The biggest hit of the night was "Lec, saulīte!" by Raimonds Tiguls and Rasa Bugavičute. I wish I'd been able to record some of it, but I was too busy listening to and appreciating the gorgeous music. The audience loved the song so much that there were very Latvian requests of "Atkārtot!" (Repeat!) coming from the row behind me. Because the song is a bit lengthy, Krissy had the choir repeat only the second part. However, this song is so beautiful, and it was so movingly performed that the American woman who doesn't understand a word of Latvian sitting next to me - who doesn't understand a word of Latvian - was wiping away tears.
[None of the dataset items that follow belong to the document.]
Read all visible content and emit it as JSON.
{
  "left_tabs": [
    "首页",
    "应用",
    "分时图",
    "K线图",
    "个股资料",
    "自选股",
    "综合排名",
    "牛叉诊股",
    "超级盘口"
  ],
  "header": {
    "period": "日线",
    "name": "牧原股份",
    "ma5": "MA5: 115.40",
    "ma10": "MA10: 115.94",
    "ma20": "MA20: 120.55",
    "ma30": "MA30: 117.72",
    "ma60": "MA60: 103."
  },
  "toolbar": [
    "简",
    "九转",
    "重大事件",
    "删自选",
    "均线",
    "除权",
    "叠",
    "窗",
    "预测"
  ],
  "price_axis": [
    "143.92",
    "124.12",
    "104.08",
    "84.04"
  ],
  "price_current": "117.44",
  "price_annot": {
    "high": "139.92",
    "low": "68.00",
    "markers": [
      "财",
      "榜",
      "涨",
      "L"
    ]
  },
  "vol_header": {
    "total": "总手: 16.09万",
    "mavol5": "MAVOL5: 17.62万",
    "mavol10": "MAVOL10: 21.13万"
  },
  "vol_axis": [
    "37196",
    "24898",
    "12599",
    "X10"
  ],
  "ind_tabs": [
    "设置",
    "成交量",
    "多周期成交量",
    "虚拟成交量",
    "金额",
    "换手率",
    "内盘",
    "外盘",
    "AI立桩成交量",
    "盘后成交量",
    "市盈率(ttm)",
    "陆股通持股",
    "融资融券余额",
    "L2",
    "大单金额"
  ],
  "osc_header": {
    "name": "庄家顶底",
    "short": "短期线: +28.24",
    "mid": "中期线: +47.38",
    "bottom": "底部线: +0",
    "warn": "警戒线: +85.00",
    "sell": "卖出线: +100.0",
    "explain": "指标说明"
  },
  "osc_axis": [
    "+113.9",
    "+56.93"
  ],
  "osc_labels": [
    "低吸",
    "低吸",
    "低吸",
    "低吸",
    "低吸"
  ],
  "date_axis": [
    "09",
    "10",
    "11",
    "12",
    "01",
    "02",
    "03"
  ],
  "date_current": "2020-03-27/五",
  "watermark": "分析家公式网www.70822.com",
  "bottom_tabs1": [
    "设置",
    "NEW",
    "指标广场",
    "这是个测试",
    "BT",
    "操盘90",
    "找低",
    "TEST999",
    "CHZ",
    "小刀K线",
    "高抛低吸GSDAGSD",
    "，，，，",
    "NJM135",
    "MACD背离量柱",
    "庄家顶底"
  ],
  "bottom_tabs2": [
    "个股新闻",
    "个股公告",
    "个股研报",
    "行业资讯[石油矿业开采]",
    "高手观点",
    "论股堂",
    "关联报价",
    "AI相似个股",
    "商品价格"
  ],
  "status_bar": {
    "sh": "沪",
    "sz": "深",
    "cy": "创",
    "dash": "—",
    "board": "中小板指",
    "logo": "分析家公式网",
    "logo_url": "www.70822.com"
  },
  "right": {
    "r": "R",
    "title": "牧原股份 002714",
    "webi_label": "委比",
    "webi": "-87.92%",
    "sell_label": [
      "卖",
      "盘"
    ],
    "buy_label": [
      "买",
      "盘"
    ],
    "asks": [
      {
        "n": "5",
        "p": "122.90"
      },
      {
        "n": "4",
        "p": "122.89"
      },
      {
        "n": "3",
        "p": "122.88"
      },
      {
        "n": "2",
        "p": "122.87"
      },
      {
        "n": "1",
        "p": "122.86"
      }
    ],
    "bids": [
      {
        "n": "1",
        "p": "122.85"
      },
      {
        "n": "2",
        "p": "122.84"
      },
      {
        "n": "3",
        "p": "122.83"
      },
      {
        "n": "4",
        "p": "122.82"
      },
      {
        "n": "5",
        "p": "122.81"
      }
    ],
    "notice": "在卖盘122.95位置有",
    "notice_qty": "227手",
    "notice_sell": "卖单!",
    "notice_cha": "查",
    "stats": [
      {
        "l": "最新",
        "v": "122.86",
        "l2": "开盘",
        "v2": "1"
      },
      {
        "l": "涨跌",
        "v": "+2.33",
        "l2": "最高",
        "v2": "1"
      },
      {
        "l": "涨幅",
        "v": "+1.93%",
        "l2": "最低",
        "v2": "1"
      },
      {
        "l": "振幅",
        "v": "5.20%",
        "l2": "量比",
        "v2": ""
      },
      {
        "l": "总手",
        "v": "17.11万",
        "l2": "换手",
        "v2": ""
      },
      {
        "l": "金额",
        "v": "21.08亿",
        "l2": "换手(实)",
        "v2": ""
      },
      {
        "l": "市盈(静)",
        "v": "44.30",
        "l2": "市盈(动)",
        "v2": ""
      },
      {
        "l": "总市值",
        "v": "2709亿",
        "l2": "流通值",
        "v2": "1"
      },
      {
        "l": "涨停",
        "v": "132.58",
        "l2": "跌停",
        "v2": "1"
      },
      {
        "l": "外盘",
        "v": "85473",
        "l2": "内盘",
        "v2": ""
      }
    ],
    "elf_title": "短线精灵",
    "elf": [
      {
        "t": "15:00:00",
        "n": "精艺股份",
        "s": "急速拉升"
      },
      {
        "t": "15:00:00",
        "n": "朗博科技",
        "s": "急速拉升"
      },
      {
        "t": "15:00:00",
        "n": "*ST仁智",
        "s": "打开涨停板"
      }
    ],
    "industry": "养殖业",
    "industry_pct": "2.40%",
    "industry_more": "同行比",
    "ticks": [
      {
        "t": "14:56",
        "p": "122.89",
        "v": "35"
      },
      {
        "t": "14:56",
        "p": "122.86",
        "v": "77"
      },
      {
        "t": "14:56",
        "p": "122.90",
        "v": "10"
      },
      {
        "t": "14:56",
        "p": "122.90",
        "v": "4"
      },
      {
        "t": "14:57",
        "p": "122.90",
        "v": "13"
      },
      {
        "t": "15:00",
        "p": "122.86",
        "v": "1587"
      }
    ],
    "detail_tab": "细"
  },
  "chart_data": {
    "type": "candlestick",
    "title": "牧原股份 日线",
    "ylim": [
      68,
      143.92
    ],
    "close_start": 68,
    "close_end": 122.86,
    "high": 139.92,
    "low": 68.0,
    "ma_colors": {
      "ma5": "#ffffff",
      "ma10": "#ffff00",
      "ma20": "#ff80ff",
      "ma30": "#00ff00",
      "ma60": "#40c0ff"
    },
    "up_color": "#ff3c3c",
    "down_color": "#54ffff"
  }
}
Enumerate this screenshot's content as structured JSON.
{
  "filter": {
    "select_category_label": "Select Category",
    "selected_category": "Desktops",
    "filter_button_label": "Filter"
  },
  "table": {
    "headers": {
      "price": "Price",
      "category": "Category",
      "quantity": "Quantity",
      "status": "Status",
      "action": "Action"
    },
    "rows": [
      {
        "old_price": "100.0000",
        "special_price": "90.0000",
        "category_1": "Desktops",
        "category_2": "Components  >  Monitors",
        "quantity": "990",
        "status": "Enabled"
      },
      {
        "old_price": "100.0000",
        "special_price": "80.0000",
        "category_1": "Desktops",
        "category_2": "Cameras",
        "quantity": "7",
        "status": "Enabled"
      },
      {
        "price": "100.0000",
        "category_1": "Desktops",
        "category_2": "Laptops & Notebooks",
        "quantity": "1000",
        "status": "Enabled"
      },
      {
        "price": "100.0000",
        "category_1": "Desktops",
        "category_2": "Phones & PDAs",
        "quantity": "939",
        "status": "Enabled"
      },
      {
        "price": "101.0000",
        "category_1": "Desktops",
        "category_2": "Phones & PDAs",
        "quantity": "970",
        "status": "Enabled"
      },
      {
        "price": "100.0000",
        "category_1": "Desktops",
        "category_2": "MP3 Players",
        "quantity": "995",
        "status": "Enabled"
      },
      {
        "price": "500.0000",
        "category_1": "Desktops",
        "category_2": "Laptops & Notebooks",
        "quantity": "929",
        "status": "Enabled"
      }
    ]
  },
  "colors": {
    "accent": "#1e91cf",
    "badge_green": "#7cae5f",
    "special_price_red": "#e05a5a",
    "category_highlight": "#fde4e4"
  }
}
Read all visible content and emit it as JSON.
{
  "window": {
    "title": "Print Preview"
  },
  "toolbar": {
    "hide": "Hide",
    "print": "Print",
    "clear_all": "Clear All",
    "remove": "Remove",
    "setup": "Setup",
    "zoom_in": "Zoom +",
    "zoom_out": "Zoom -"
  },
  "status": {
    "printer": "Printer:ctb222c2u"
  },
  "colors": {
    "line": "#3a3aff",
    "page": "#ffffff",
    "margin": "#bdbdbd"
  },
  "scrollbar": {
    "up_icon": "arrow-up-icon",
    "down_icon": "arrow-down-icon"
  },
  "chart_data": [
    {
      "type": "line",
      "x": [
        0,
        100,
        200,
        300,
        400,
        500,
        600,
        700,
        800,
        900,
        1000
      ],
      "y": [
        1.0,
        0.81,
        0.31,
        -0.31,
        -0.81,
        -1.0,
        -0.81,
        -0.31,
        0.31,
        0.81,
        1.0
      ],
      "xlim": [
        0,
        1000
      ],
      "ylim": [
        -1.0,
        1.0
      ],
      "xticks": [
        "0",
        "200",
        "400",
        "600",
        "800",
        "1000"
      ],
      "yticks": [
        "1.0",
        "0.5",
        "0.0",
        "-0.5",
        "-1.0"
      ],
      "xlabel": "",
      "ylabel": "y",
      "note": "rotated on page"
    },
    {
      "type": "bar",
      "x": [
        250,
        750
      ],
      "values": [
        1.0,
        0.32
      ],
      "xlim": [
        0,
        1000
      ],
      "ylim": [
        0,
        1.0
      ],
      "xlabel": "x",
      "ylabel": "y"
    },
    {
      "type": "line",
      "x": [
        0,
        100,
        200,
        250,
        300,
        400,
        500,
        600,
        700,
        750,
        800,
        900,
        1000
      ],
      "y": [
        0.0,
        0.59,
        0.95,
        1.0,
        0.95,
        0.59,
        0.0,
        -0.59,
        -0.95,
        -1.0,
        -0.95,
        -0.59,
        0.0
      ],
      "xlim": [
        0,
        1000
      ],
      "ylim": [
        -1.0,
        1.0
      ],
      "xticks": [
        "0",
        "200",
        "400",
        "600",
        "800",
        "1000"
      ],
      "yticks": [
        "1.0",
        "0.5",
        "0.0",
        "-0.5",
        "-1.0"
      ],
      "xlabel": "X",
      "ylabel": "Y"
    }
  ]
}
For a version of the song as performed by a much larger group, you can check out this video of the grand finale of a 2014 summer solstice dance and music performance in Riga. (The composer Tiguls is the same one whom I saw in New York City when he performed with the choir Latvija. In the previous video he can be seen with a plaid scarf around his neck, and flowers in his hands. If you'd like to learn the words to "Lec, saulīte!" see this karaoke-style video.)

For the final piece, the choir had chosen a folksong called "Noriet saule vakarā," as arranged by Folkvakars. We were asked to sing and even dance along. I'm hoping no one has a photo of me singing and dancing in the aisle, but - boy - that was enjoyable!
Like I said - a fun concert!
The next couple of days were spent relaxing and eating. I had the chance to try out the Roslindale restaurant Redd's in Rozzie, the amazing Jamaica Plains dessert heaven FoMu, as well as Inna's Kitchen in Newton, all of which I would return to in a heartbeat! The paella at Redd's, the purple mu ice cream and mini gluten-free sandwich cookies at FoMu, and the buckwheat blintzes, iced coffee, and freshly squeeze orange juice at Inna's were - essentially - perfect. Also, service in all three spots was friendly and helpful (something which all to frequently cannot be found at DC area dining establishments).

My flight back to the DC area was on Saturday evening, as I wanted to be at the DC Latvian school's graduation on Sunday (the students graduating had been my students a number of years ago). And because clearly I'd not eaten enough during my visit, I made time to enjoy a crabmeat roll (on gluten-free bun!) at the airport's Legal Sea Foods before getting on the plane.

It might be a while before I get back to Boston, and I'm grateful I had this opportunity to visit - to spend time with family, and experience that fantastic concert!


  1. There's a Curious George store?! The concert embodies the things I miss most living in SC... How wonderful that in addition to the usual sightseeing and good food you were able to fit in some Latvian culture!

    1. Yes! It has lots of great toys, books, and games that are not CG-related, but does contain many George-related items. I completely understand what you're saying - I'm not sure I could ever live someplace where there are few Latvians and almost no events!